The above by no means leads to the conclusion: the more inflation, the better.
A central problem for every central bank is to “anchor” inflation expectations, that is, to fix them through their credibility. Because it is the expectations of future inflation among the general population that lead to price adjustments by companies and to corresponding wage demands and offers. In other words, expectations about inflation developments have the greatest influence on how high they actually turn out to be. If the central bank is believed that it can and will stabilize inflation at a fixed level, then inflation will level off there too. More on this topic here.
Because they fear that higher inflation could destroy the credibility of the central banks, some of their representatives are particularly resistant.
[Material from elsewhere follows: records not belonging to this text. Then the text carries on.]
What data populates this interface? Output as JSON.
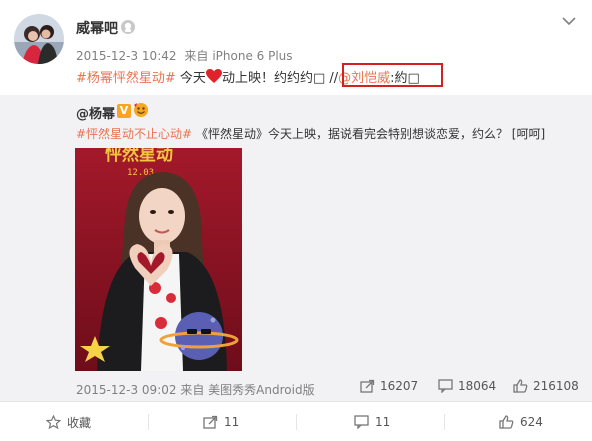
{
  "post": {
    "username": "威幂吧",
    "time": "2015-12-3 10:42",
    "source_prefix": "来自",
    "source": "iPhone 6 Plus",
    "text": {
      "topic": "#杨幂怦然星动#",
      "part1": " 今天",
      "part2": "动上映！约约约□ //",
      "mention": "@刘恺威",
      "part3": ":約□"
    }
  },
  "repost": {
    "username": "@杨幂",
    "topic": "#怦然星动不止心动#",
    "text": " 《怦然星动》今天上映，据说看完会特别想谈恋爱，约么？ [呵呵]",
    "photo_caption": "怦然星动",
    "photo_date": "12.03",
    "time": "2015-12-3 09:02",
    "source_prefix": "来自",
    "source": "美图秀秀Android版",
    "reposts": "16207",
    "comments": "18064",
    "likes": "216108"
  },
  "actions": {
    "collect": "收藏",
    "repost": "11",
    "comment": "11",
    "like": "624"
  },
  "colors": {
    "link": "#eb7350",
    "highlight_border": "#d42020",
    "repost_bg": "#f2f2f5"
  }
}
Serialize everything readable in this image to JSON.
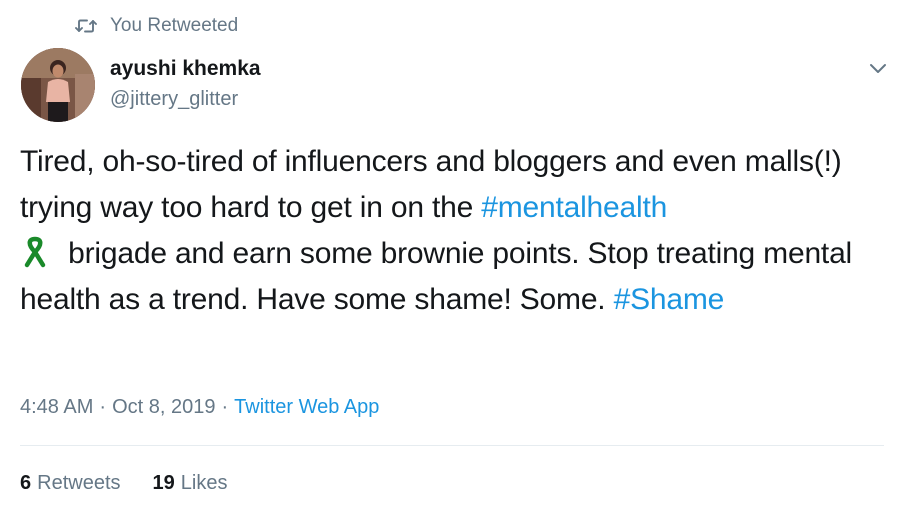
{
  "retweet_context": {
    "icon": "retweet-icon",
    "label": "You Retweeted"
  },
  "author": {
    "display_name": "ayushi khemka",
    "handle": "@jittery_glitter",
    "avatar_icon": "user-avatar"
  },
  "tweet": {
    "text_parts": {
      "p1": "Tired, oh-so-tired of influencers and bloggers and even malls(!) trying way too hard to get in on the ",
      "hashtag1": "#mentalhealth",
      "p2": " brigade and earn some brownie points. Stop treating mental health as a trend. Have some shame! Some. ",
      "hashtag2": "#Shame"
    },
    "emoji_icon": "green-ribbon-icon"
  },
  "meta": {
    "time": "4:48 AM",
    "separator": "·",
    "date": "Oct 8, 2019",
    "source": "Twitter Web App"
  },
  "stats": {
    "retweets_count": "6",
    "retweets_label": "Retweets",
    "likes_count": "19",
    "likes_label": "Likes"
  },
  "colors": {
    "link": "#1b95e0",
    "secondary": "#657786",
    "primary_text": "#14171a",
    "ribbon": "#1a8a2a"
  }
}
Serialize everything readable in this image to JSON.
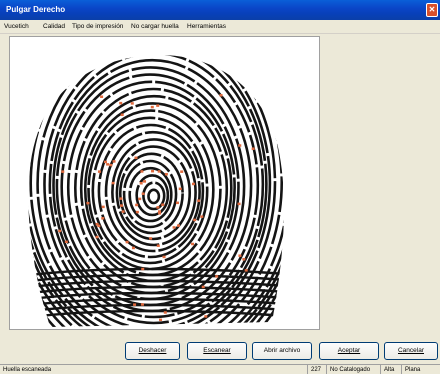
{
  "window": {
    "title": "Pulgar Derecho",
    "close_glyph": "✕"
  },
  "menu": [
    "Vucetich",
    "Calidad",
    "Tipo de impresión",
    "No cargar huella",
    "Herramientas"
  ],
  "image": {
    "minutia_color": "#E06A3E",
    "ridge_color": "#141414"
  },
  "buttons": {
    "deshacer": "Deshacer",
    "escanear": "Escanear",
    "abrir": "Abrir archivo",
    "aceptar": "Aceptar",
    "cancelar": "Cancelar"
  },
  "status": {
    "message": "Huella escaneada",
    "quality": "227",
    "catalog": "No Catalogado",
    "level": "Alta",
    "type": "Plana"
  }
}
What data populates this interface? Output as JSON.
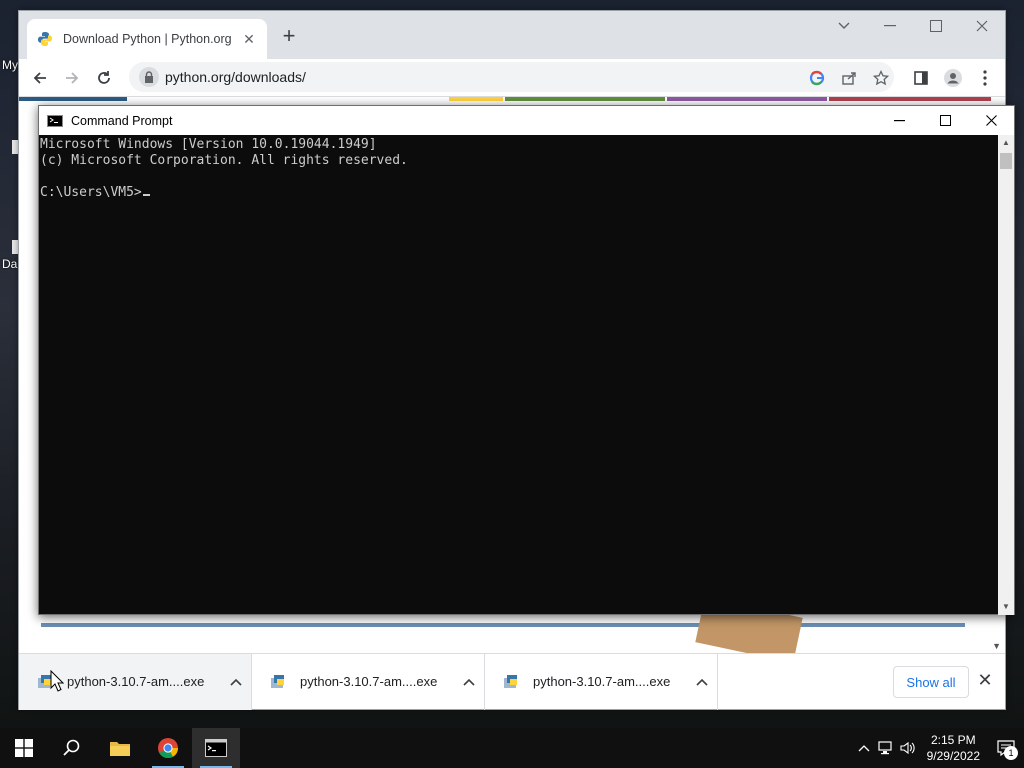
{
  "desktop": {
    "labels": [
      "My",
      "Da"
    ]
  },
  "browser": {
    "tab": {
      "title": "Download Python | Python.org",
      "favicon": "python-logo-icon",
      "close_glyph": "✕"
    },
    "new_tab_glyph": "+",
    "window_controls": {
      "dropdown_glyph": "⌄",
      "minimize_glyph": "—",
      "maximize_glyph": "☐",
      "close_glyph": "✕"
    },
    "address_bar": {
      "url": "python.org/downloads/"
    },
    "page": {
      "heading_fragment": "..."
    },
    "downloads_bar": {
      "items": [
        {
          "name": "python-3.10.7-am....exe"
        },
        {
          "name": "python-3.10.7-am....exe"
        },
        {
          "name": "python-3.10.7-am....exe"
        }
      ],
      "show_all_label": "Show all",
      "close_glyph": "✕"
    }
  },
  "cmd": {
    "title": "Command Prompt",
    "lines": [
      "Microsoft Windows [Version 10.0.19044.1949]",
      "(c) Microsoft Corporation. All rights reserved.",
      "",
      "C:\\Users\\VM5>"
    ]
  },
  "taskbar": {
    "apps": [
      {
        "name": "start-button"
      },
      {
        "name": "search"
      },
      {
        "name": "file-explorer"
      },
      {
        "name": "chrome"
      },
      {
        "name": "command-prompt"
      }
    ],
    "clock": {
      "time": "2:15 PM",
      "date": "9/29/2022"
    },
    "notification_count": "1"
  },
  "colors": {
    "chrome_accent": "#1a73e8",
    "cmd_background": "#0c0c0c",
    "cmd_text": "#cccccc",
    "taskbar": "#101010"
  }
}
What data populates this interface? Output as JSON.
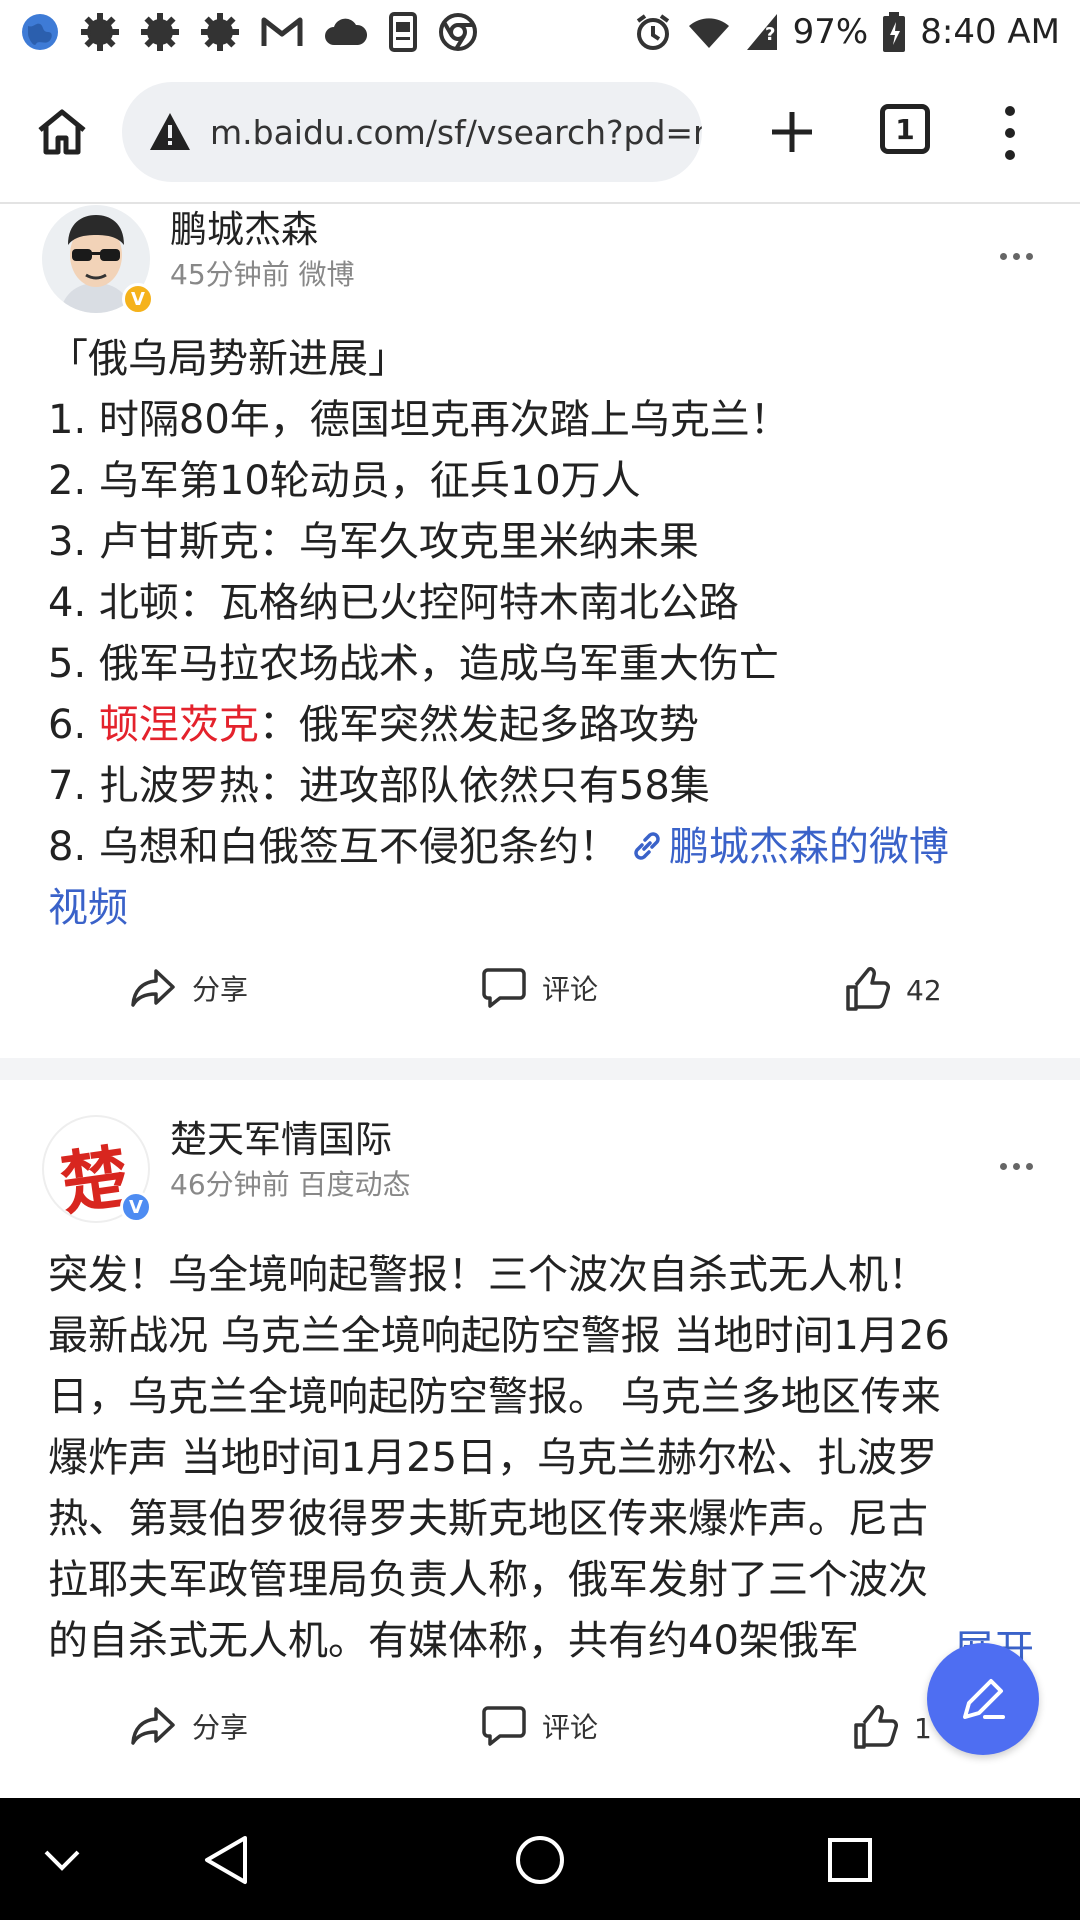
{
  "status_bar": {
    "battery": "97%",
    "time": "8:40 AM",
    "icons_left": [
      "globe-icon",
      "gear-icon",
      "gear-icon",
      "gear-icon",
      "gmail-icon",
      "cloud-icon",
      "reader-icon",
      "chrome-icon"
    ],
    "icons_right": [
      "alarm-icon",
      "wifi-icon",
      "signal-icon",
      "battery-icon"
    ]
  },
  "browser": {
    "url": "m.baidu.com/sf/vsearch?pd=r",
    "tab_count": "1"
  },
  "posts": [
    {
      "author": "鹏城杰森",
      "meta": "45分钟前  微博",
      "lines": [
        "「俄乌局势新进展」",
        "1. 时隔80年，德国坦克再次踏上乌克兰！",
        "2. 乌军第10轮动员，征兵10万人",
        "3. 卢甘斯克：乌军久攻克里米纳未果",
        "4. 北顿：瓦格纳已火控阿特木南北公路",
        "5. 俄军马拉农场战术，造成乌军重大伤亡"
      ],
      "line6_prefix": "6. ",
      "line6_highlight": "顿涅茨克",
      "line6_suffix": "：俄军突然发起多路攻势",
      "line7": "7. 扎波罗热：进攻部队依然只有58集",
      "line8": "8. 乌想和白俄签互不侵犯条约！",
      "link_text": "鹏城杰森的微博",
      "link_text_2": "视频",
      "share": "分享",
      "comment": "评论",
      "likes": "42"
    },
    {
      "author": "楚天军情国际",
      "avatar_char": "楚",
      "meta": "46分钟前  百度动态",
      "lines": [
        "突发！乌全境响起警报！三个波次自杀式无人机！",
        "最新战况 乌克兰全境响起防空警报 当地时间1月26",
        "日，乌克兰全境响起防空警报。 乌克兰多地区传来",
        "爆炸声 当地时间1月25日，乌克兰赫尔松、扎波罗",
        "热、第聂伯罗彼得罗夫斯克地区传来爆炸声。尼古",
        "拉耶夫军政管理局负责人称，俄军发射了三个波次",
        "的自杀式无人机。有媒体称，共有约40架俄军"
      ],
      "expand": "展开",
      "share": "分享",
      "comment": "评论",
      "likes": "1"
    }
  ],
  "colors": {
    "accent": "#4e6ef2",
    "link": "#3a62c9",
    "highlight": "#e4222c",
    "verified_gold": "#f5b21b",
    "verified_blue": "#4e8cf2"
  }
}
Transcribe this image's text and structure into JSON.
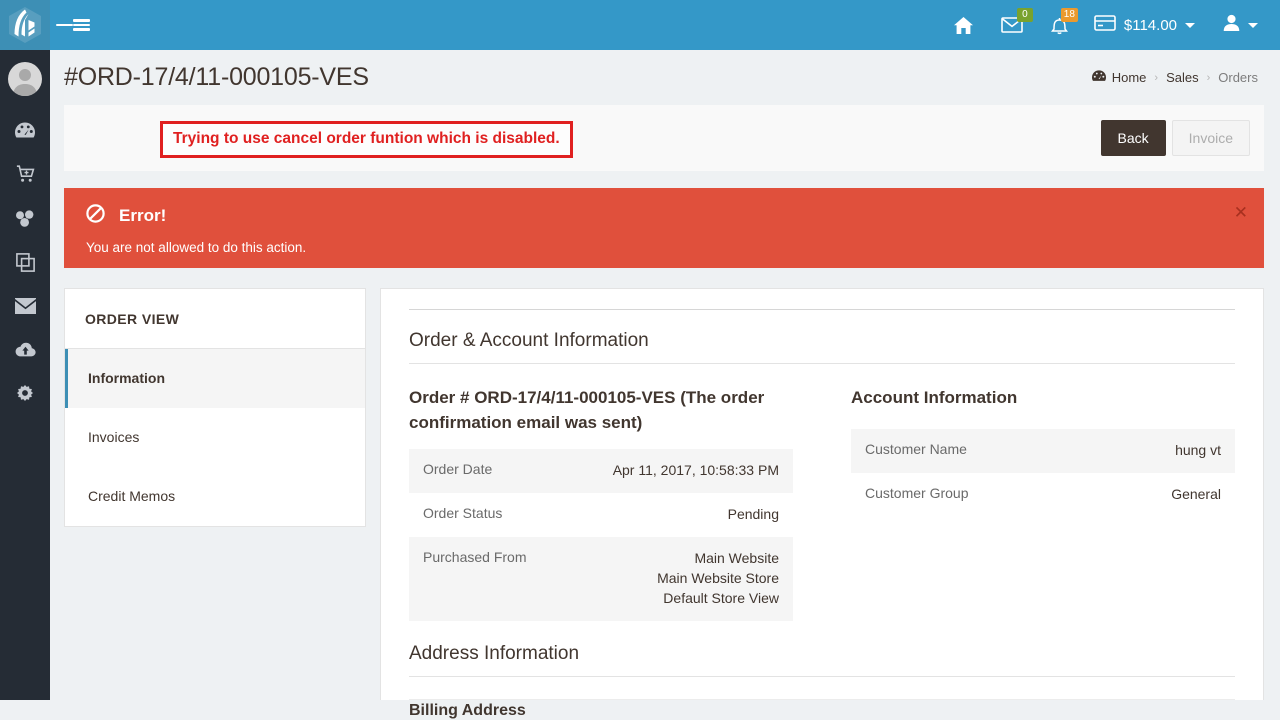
{
  "topbar": {
    "logo_icon": "magento-logo-icon",
    "menu_icon": "hamburger-menu-icon",
    "home_icon": "home-icon",
    "mail_icon": "envelope-icon",
    "mail_badge": "0",
    "bell_icon": "bell-icon",
    "bell_badge": "18",
    "card_icon": "credit-card-icon",
    "amount": "$114.00",
    "user_icon": "user-avatar-icon",
    "accent_color": "#3498c8"
  },
  "leftnav": {
    "avatar_icon": "user-avatar-icon",
    "items": [
      {
        "icon": "dashboard-gauge-icon",
        "name": "dashboard"
      },
      {
        "icon": "shopping-cart-icon",
        "name": "sales"
      },
      {
        "icon": "products-boxes-icon",
        "name": "catalog"
      },
      {
        "icon": "content-pages-icon",
        "name": "content"
      },
      {
        "icon": "envelope-icon",
        "name": "marketing"
      },
      {
        "icon": "cloud-upload-icon",
        "name": "reports"
      },
      {
        "icon": "gear-icon",
        "name": "stores"
      }
    ]
  },
  "page": {
    "title": "#ORD-17/4/11-000105-VES"
  },
  "breadcrumb": {
    "home_icon": "dashboard-gauge-icon",
    "items": [
      "Home",
      "Sales",
      "Orders"
    ],
    "separator": "›"
  },
  "toolbar": {
    "annotation": "Trying to use cancel order funtion which is disabled.",
    "annotation_color": "#e02020",
    "back_label": "Back",
    "invoice_label": "Invoice"
  },
  "alert": {
    "icon": "ban-circle-icon",
    "title": "Error!",
    "message": "You are not allowed to do this action.",
    "close_icon": "close-icon",
    "background": "#e0503c"
  },
  "order_view": {
    "heading": "ORDER VIEW",
    "items": [
      {
        "label": "Information",
        "active": true
      },
      {
        "label": "Invoices",
        "active": false
      },
      {
        "label": "Credit Memos",
        "active": false
      }
    ]
  },
  "main": {
    "section_order_account": "Order & Account Information",
    "order_heading": "Order # ORD-17/4/11-000105-VES (The order confirmation email was sent)",
    "order_table": [
      {
        "label": "Order Date",
        "value": "Apr 11, 2017, 10:58:33 PM"
      },
      {
        "label": "Order Status",
        "value": "Pending"
      },
      {
        "label": "Purchased From",
        "value": "Main Website\nMain Website Store\nDefault Store View"
      }
    ],
    "account_heading": "Account Information",
    "account_table": [
      {
        "label": "Customer Name",
        "value": "hung vt"
      },
      {
        "label": "Customer Group",
        "value": "General"
      }
    ],
    "section_address": "Address Information",
    "billing_heading": "Billing Address"
  }
}
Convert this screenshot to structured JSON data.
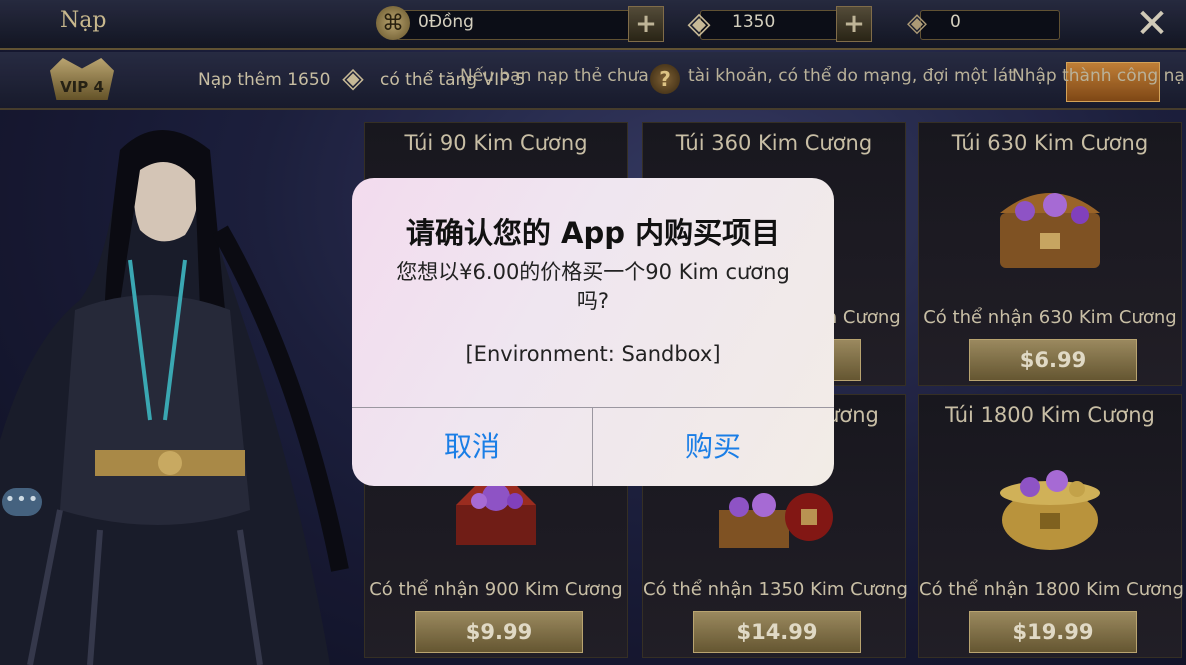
{
  "header": {
    "title": "Nạp",
    "currency_dong": "0Đồng",
    "diamonds": "1350",
    "locked_diamonds": "0",
    "plus_label": "+",
    "close_label": "✕"
  },
  "vip": {
    "badge": "VIP 4",
    "text_prefix": "Nạp thêm 1650",
    "text_suffix": "có thể tăng VIP 5",
    "help_label": "?",
    "notice_left": "Nếu bạn nạp thẻ chưa",
    "notice_right": "tài khoản, có thể do mạng, đợi một lát",
    "notice_overlap": "Nhập thành công nạp"
  },
  "packs": [
    {
      "title": "Túi 90 Kim Cương",
      "desc": "",
      "price": ""
    },
    {
      "title": "Túi 360 Kim Cương",
      "desc": "Có thể nhận 360 Kim Cương",
      "price": ""
    },
    {
      "title": "Túi 630 Kim Cương",
      "desc": "Có thể nhận 630 Kim Cương",
      "price": "$6.99"
    },
    {
      "title": "",
      "desc": "Có thể nhận 900 Kim Cương",
      "price": "$9.99"
    },
    {
      "title": "Túi 1350 Kim Cương",
      "desc": "Có thể nhận 1350 Kim Cương",
      "price": "$14.99"
    },
    {
      "title": "Túi 1800 Kim Cương",
      "desc": "Có thể nhận 1800 Kim Cương",
      "price": "$19.99"
    }
  ],
  "chat": {
    "label": "•••"
  },
  "dialog": {
    "title": "请确认您的 App 内购买项目",
    "message": "您想以¥6.00的价格买一个90 Kim cương吗?",
    "environment": "[Environment: Sandbox]",
    "cancel_label": "取消",
    "buy_label": "购买"
  },
  "colors": {
    "accent_blue": "#1a7ee6",
    "gold": "#c9b27a"
  }
}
The proponents of higher inflation are not concerned with ever higher inflation, but with a higher, again to be determined inflation target - around 4 instead of 2 percent - which the central banks should neither significantly exceed nor fall below.
In addition, falling below the inflation target also undermines credibility. If inflation expectations adjust downwards, real interest rates rise, as mentioned above, and with them the costs for debt servicing and investments even before deflation occurs, and the ability of a central bank to react become increasingly weaker.
The example of Zimbabwe is repeatedly used as an argument against higher inflation: In 2008 the central bank of the African state issued 10 million dollar notes. Photo: Tsvangirayi Mukwazhi (AP, Keystone)
As an argument against higher inflation, the story of dramatic hyperinflation, such as that in Germany in the 1920s and the more recent experience in Zimbabwe, with immeasurable price increases is told again and again. This kind of inflation came about in a very different way than a higher inflation target by a central bank. It came about because central banks spent money directly to finance government tasks and reacted to every surge in inflation with even more newly printed money. There was no longer any inflation target or control of the money supply at all. But that is not the point for anyone who thinks slightly higher inflation makes sense.